The WWF Tough Enough 2 compilation CD released by Geffen Records on May 14, 2002, while having the new "WWE" logo on the cover, was issued as a "WWF" release on the CD spine as it had already been cataloged by Geffen. The New York Stock Exchange ticker symbol remained as "NYSE:WWF" until August 7, 2002, and some championship titles on WWE programming continued to feature the WWF "scratch" logo on them, until they could be redesigned.

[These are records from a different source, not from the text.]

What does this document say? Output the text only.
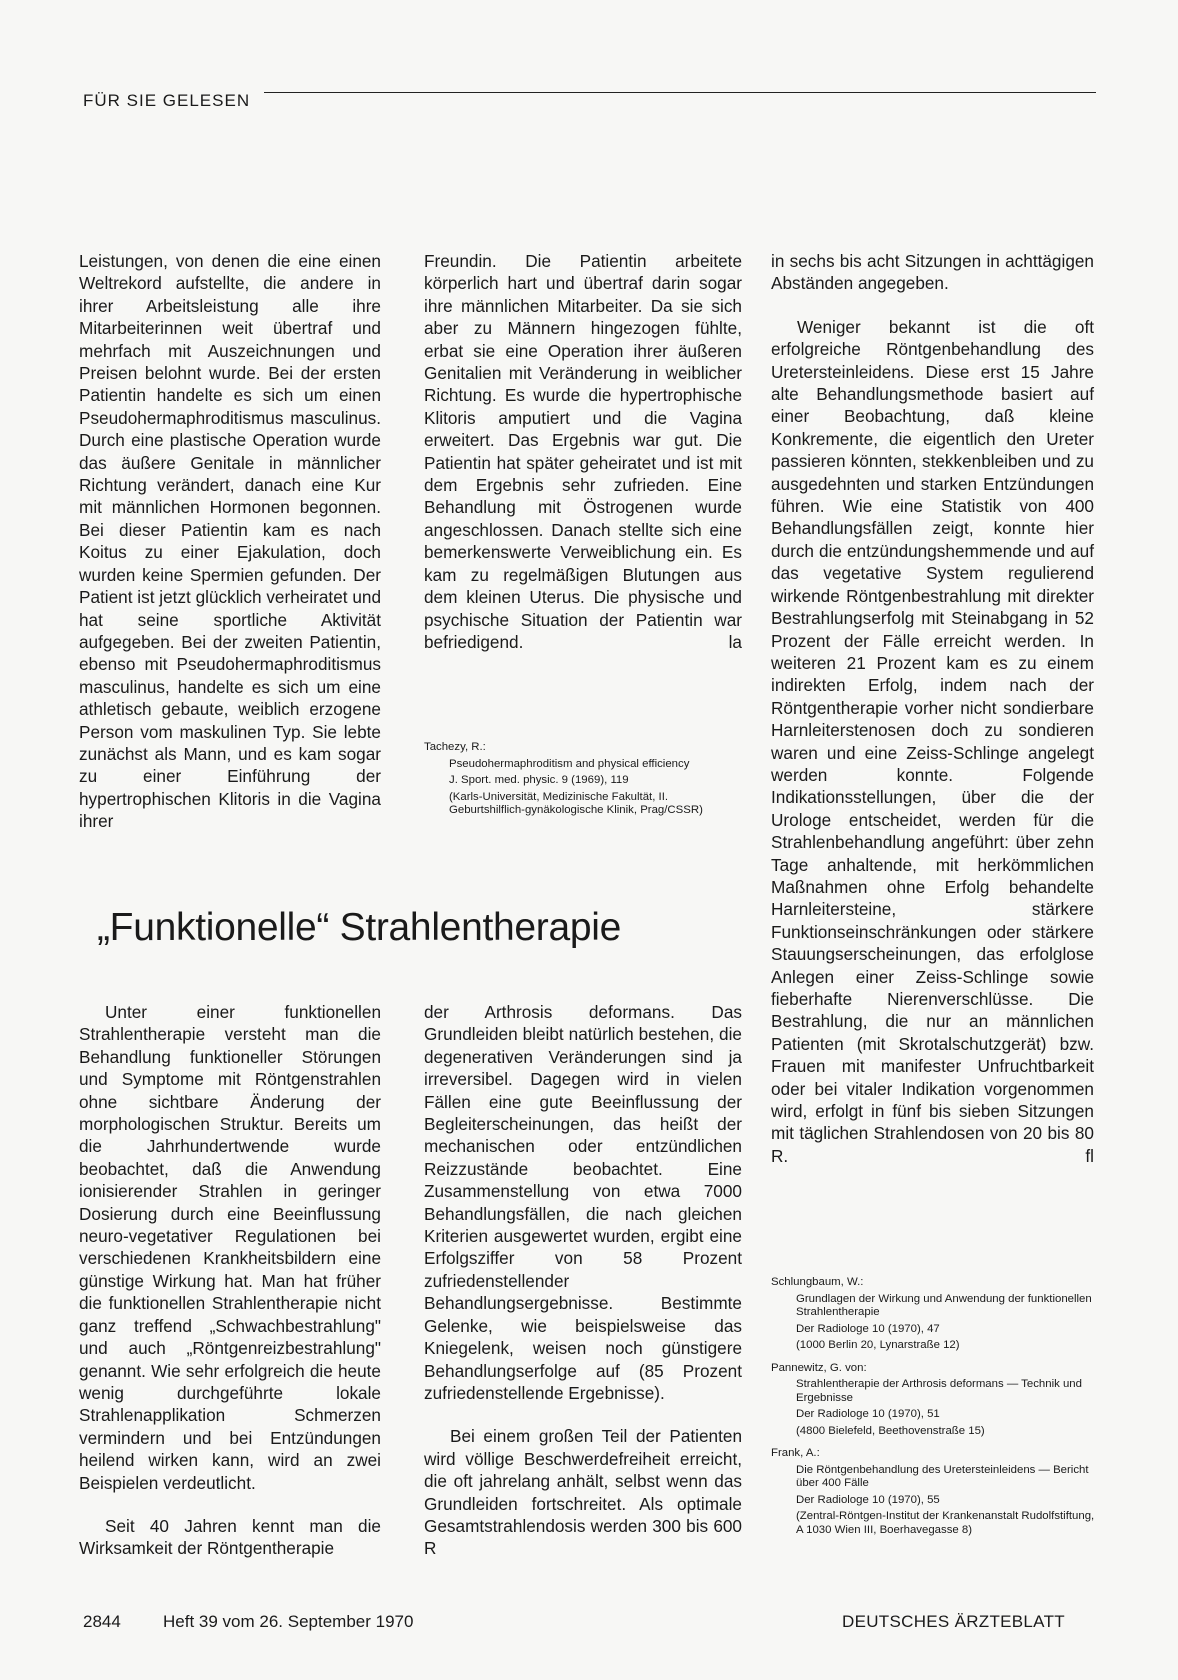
FÜR SIE GELESEN

Leistungen, von denen die eine einen Weltrekord aufstellte, die andere in ihrer Arbeitsleistung alle ihre Mitarbeiterinnen weit übertraf und mehrfach mit Auszeichnungen und Preisen belohnt wurde. Bei der ersten Patientin handelte es sich um einen Pseudohermaphroditismus masculinus. Durch eine plastische Operation wurde das äußere Genitale in männlicher Richtung verändert, danach eine Kur mit männlichen Hormonen begonnen. Bei dieser Patientin kam es nach Koitus zu einer Ejakulation, doch wurden keine Spermien gefunden. Der Patient ist jetzt glücklich verheiratet und hat seine sportliche Aktivität aufgegeben. Bei der zweiten Patientin, ebenso mit Pseudohermaphroditismus masculinus, handelte es sich um eine athletisch gebaute, weiblich erzogene Person vom maskulinen Typ. Sie lebte zunächst als Mann, und es kam sogar zu einer Einführung der hypertrophischen Klitoris in die Vagina ihrer

Freundin. Die Patientin arbeitete körperlich hart und übertraf darin sogar ihre männlichen Mitarbeiter. Da sie sich aber zu Männern hingezogen fühlte, erbat sie eine Operation ihrer äußeren Genitalien mit Veränderung in weiblicher Richtung. Es wurde die hypertrophische Klitoris amputiert und die Vagina erweitert. Das Ergebnis war gut. Die Patientin hat später geheiratet und ist mit dem Ergebnis sehr zufrieden. Eine Behandlung mit Östrogenen wurde angeschlossen. Danach stellte sich eine bemerkenswerte Verweiblichung ein. Es kam zu regelmäßigen Blutungen aus dem kleinen Uterus. Die physische und psychische Situation der Patientin war befriedigend.	la

Tachezy, R.:
Pseudohermaphroditism and physical efficiency
J. Sport. med. physic. 9 (1969), 119
(Karls-Universität, Medizinische Fakultät, II. Geburtshilflich-gynäkologische Klinik, Prag/CSSR)
„Funktionelle“ Strahlentherapie

Unter einer funktionellen Strahlentherapie versteht man die Behandlung funktioneller Störungen und Symptome mit Röntgenstrahlen ohne sichtbare Änderung der morphologischen Struktur. Bereits um die Jahrhundertwende wurde beobachtet, daß die Anwendung ionisierender Strahlen in geringer Dosierung durch eine Beeinflussung neuro-vegetativer Regulationen bei verschiedenen Krankheitsbildern eine günstige Wirkung hat. Man hat früher die funktionellen Strahlentherapie nicht ganz treffend „Schwachbestrahlung" und auch „Röntgenreizbestrahlung" genannt. Wie sehr erfolgreich die heute wenig durchgeführte lokale Strahlenapplikation Schmerzen vermindern und bei Entzündungen heilend wirken kann, wird an zwei Beispielen verdeutlicht.

Seit 40 Jahren kennt man die Wirksamkeit der Röntgentherapie

der Arthrosis deformans. Das Grundleiden bleibt natürlich bestehen, die degenerativen Veränderungen sind ja irreversibel. Dagegen wird in vielen Fällen eine gute Beeinflussung der Begleiterscheinungen, das heißt der mechanischen oder entzündlichen Reizzustände beobachtet. Eine Zusammenstellung von etwa 7000 Behandlungsfällen, die nach gleichen Kriterien ausgewertet wurden, ergibt eine Erfolgsziffer von 58 Prozent zufriedenstellender Behandlungsergebnisse. Bestimmte Gelenke, wie beispielsweise das Kniegelenk, weisen noch günstigere Behandlungserfolge auf (85 Prozent zufriedenstellende Ergebnisse).

Bei einem großen Teil der Patienten wird völlige Beschwerdefreiheit erreicht, die oft jahrelang anhält, selbst wenn das Grundleiden fortschreitet. Als optimale Gesamtstrahlendosis werden 300 bis 600 R

in sechs bis acht Sitzungen in achttägigen Abständen angegeben.

Weniger bekannt ist die oft erfolgreiche Röntgenbehandlung des Uretersteinleidens. Diese erst 15 Jahre alte Behandlungsmethode basiert auf einer Beobachtung, daß kleine Konkremente, die eigentlich den Ureter passieren könnten, stekkenbleiben und zu ausgedehnten und starken Entzündungen führen. Wie eine Statistik von 400 Behandlungsfällen zeigt, konnte hier durch die entzündungshemmende und auf das vegetative System regulierend wirkende Röntgenbestrahlung mit direkter Bestrahlungserfolg mit Steinabgang in 52 Prozent der Fälle erreicht werden. In weiteren 21 Prozent kam es zu einem indirekten Erfolg, indem nach der Röntgentherapie vorher nicht sondierbare Harnleiterstenosen doch zu sondieren waren und eine Zeiss-Schlinge angelegt werden konnte. Folgende Indikationsstellungen, über die der Urologe entscheidet, werden für die Strahlenbehandlung angeführt: über zehn Tage anhaltende, mit herkömmlichen Maßnahmen ohne Erfolg behandelte Harnleitersteine, stärkere Funktionseinschränkungen oder stärkere Stauungserscheinungen, das erfolglose Anlegen einer Zeiss-Schlinge sowie fieberhafte Nierenverschlüsse. Die Bestrahlung, die nur an männlichen Patienten (mit Skrotalschutzgerät) bzw. Frauen mit manifester Unfruchtbarkeit oder bei vitaler Indikation vorgenommen wird, erfolgt in fünf bis sieben Sitzungen mit täglichen Strahlendosen von 20 bis 80 R.	fl

Schlungbaum, W.:
Grundlagen der Wirkung und Anwendung der funktionellen Strahlentherapie
Der Radiologe 10 (1970), 47
(1000 Berlin 20, Lynarstraße 12)
Pannewitz, G. von:
Strahlentherapie der Arthrosis deformans — Technik und Ergebnisse
Der Radiologe 10 (1970), 51
(4800 Bielefeld, Beethovenstraße 15)
Frank, A.:
Die Röntgenbehandlung des Uretersteinleidens — Bericht über 400 Fälle
Der Radiologe 10 (1970), 55
(Zentral-Röntgen-Institut der Krankenanstalt Rudolfstiftung, A 1030 Wien III, Boerhavegasse 8)
2844 Heft 39 vom 26. September 1970	DEUTSCHES ÄRZTEBLATT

Due to WWE's April 2003 victory in the Court of Appeal, the British WWE Tagged Classics DVD re-issues of WWF VHS releases, issued between 2004 and 2012 by third-party distributor Silver Vision, feature pre-2002 content in its uncut, original, uncensored form—fully retaining all references to "WWF". However, exactly as the same as the re-released interactive software, the external packaging at retail, and internal selection menus, both exclusively use "WWE" branding.

Throughout the 2000s, the original "WWF" block logo remained used on licensed replica WWE championship titles that were manufactured and sold by Figures Toy Company, as well as occasionally on other forms of merchandise. On November 15, 2010, WWE Raw hosted an "Old School" edition which featured the WWF "block" logo frequently in the program, alongside a range of WWF "block" logo merchandise that was sold at the event and online. However, the event's overhead banners and the ring aprons used "World Wrestling Entertainment". In other instances, such as on John Cena's vintage-themed 2003 "Word Life" merchandise, WWE modified the block logo to remove the "F" entirely.

The compilation music albums WWF Aggression, WWF Forceable Entry, WWF Tough Enough (Music from the Hit Series) and WWF Tough Enough 2 remain listed on digital music stores and music streaming services as legacy "WWF" releases, as they are distributed by record labels such as Sony Music and Universal Music Group, therefore are not controlled by WWE.

=== WWF.com domain lapse ===
On December 1, 2002, the WWF.com web domain name expired. WWE had allowed the domain name to lapse, as there was no legal obligation to transfer the asset to the Fund. The domain was quickly acquired by Frank Baach, who sold it to Gregory Ricks from Texas in 2003, who used the domain for his "Web Wrestling Forum". On November 17, 2006, it was announced that the Fund's attempt to obtain the domain name through ICANN's UDRP system, on the grounds that it was registered in bad faith, was unsuccessful, as Ricks was using the web domain for professional wrestling forum purposes and therefore did not pretend to be affiliated with the Fund.

=== 2012 agreement for archival footage ===
Ahead of the launch of the WWE Network online streaming service, the Fund reached a new agreement with the WWE that would no longer require the promotion to censor WWF "scratch" logos, "WWF" typefaces, or spoken "WWF" references in legacy footage. However, this new agreement would override the 1994 agreement, meaning that WWE would no longer be allowed to reproduce the original WWF "block" logo or the phrase "World Wrestling Federation". The WWE Raw 1000 television special, broadcast on July 23, 2012, included the first television broadcasts of uncensored "WWF" legacy footage.